10. The other case relied on by Mr. Setalvad. is White v. Steele (1862) 12 C. B. (N. S.) 383. That case again illustrates the breach of a fundamental principle of justice. There a parishioner declined to pay the rate on the ground that the rate was invalid and the churchwardens instituted a suit against him in the Consistory Court in which suit the respondent tendered a responsive allegation (which I take it is the same as a written statement) that at the vestry a poll had been duly demanded and refused. The Judge of the Consistory Court rejected the responsive allegation. The matter went to the Court of Arches and the decision of the Court below was confirmed; and on these facts the Court issued a writ of certiorari against the Consistory Court.

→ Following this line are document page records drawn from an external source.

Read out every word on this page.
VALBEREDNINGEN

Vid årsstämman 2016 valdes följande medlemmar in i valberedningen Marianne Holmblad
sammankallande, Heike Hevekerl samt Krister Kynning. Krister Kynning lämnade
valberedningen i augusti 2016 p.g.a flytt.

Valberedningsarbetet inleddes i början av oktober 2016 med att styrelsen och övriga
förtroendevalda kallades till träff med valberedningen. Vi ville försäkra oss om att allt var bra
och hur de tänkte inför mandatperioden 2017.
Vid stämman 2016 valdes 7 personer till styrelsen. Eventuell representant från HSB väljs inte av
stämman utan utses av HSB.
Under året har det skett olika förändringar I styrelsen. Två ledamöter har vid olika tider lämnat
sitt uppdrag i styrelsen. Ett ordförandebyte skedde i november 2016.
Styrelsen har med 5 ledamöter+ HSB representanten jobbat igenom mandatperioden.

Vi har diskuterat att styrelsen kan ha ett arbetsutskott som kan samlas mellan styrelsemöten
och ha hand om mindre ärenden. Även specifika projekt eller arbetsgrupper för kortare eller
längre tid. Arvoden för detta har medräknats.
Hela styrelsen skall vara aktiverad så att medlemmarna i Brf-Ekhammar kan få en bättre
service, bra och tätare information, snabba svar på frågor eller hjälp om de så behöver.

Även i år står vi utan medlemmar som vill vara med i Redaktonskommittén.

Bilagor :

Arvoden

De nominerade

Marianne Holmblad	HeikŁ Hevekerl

11. The other case relied on by Mr. Setalvad is a case in Begina v. Blathwayt (1846) 3 Dowl. & L. 542 must confess that I find some difficulty in reconciling this case either with what the Privy Council state in Beswat's ease, or with what we suggest to be the correct statement of the law as obtaining in England. In this case an order was made by Justices of the Peace and a writ was sought for against them on the ground that the order made by them was defective on the face of it as not showing jurisdiction. There was a right of appeal to the Court of Quarter Sessions and the Court held that the parish on whom the order was made need not appeal to the Court of Quarter Sessions but may come in the first instance to that Court for a certiorari. It is a decision of 1846, and the later cases, as I have pointed out, seem to have taken a different view as to the proper cases in which the Court would issue a writ of certiorari.

12. A bench of the Calcutta High Court (Mr. Justice Lort-Williams and Mr. Justice Jack) in Dorman Long & Co., Ltd. v. Jagadeeshchandra Mahindra I.L.R.(1884) Cal. 596 took the view that the fact of there being another specific legal remedy, such as a right of appeal, is not conclusive against issuing such writs or orders where the want of jurisdiction or refusal or illegality complained of is based upon the breach of a fundamental principle of justice; and again in In re Ramjidas Mahaliram I.L.R(1935) . Cal. 1011 Mr. Justice McNair stated the guiding principle to be that the writ will not issue, if there was a right of appeal, unless the want of jurisdiction complained of was based upon a breach of the fundamental principle of justice. With respect to the learned Judge below, we are unable to take the view that merely because there is a right of appeal the Court will not issue a writ of certiorari. We agree that ordinarily the Court will require the petitioner to have recourse to his ordinary remedies; but if the Court finds that there is a breach of a fundamental principle of justice, it would certainly not hesitate to issue this high prerogative writ of certiorari. In this particular ease there is no allegation that the Controller in making the order acted in any way which was contrary to the principles of fundamental justice and, therefore, even on this ground as the petitioner had the right of appeal, the learned Judge was right in holding that a writ of certiorari should not be issued.

13. Mr. Setalvad has contended that even though there might have been a right of appeal at the date of the petition, that right of appeal was not subsisting because under Section 14 of the Rent Act an appeal ought to have been preferred within fifteen days from the date on which the order was communicated to the petitioner. But that hardly strikes us as a proper ground for issuing the writ of certiorari, if a party has a remedy given to him by law and if he does not avail himself of that opportunity owing to his own default this Court should not interfere by means of this high prerogative writ.

14. Under the circumstances we are of the opinion that the appeal must fail and must be dismissed with costs.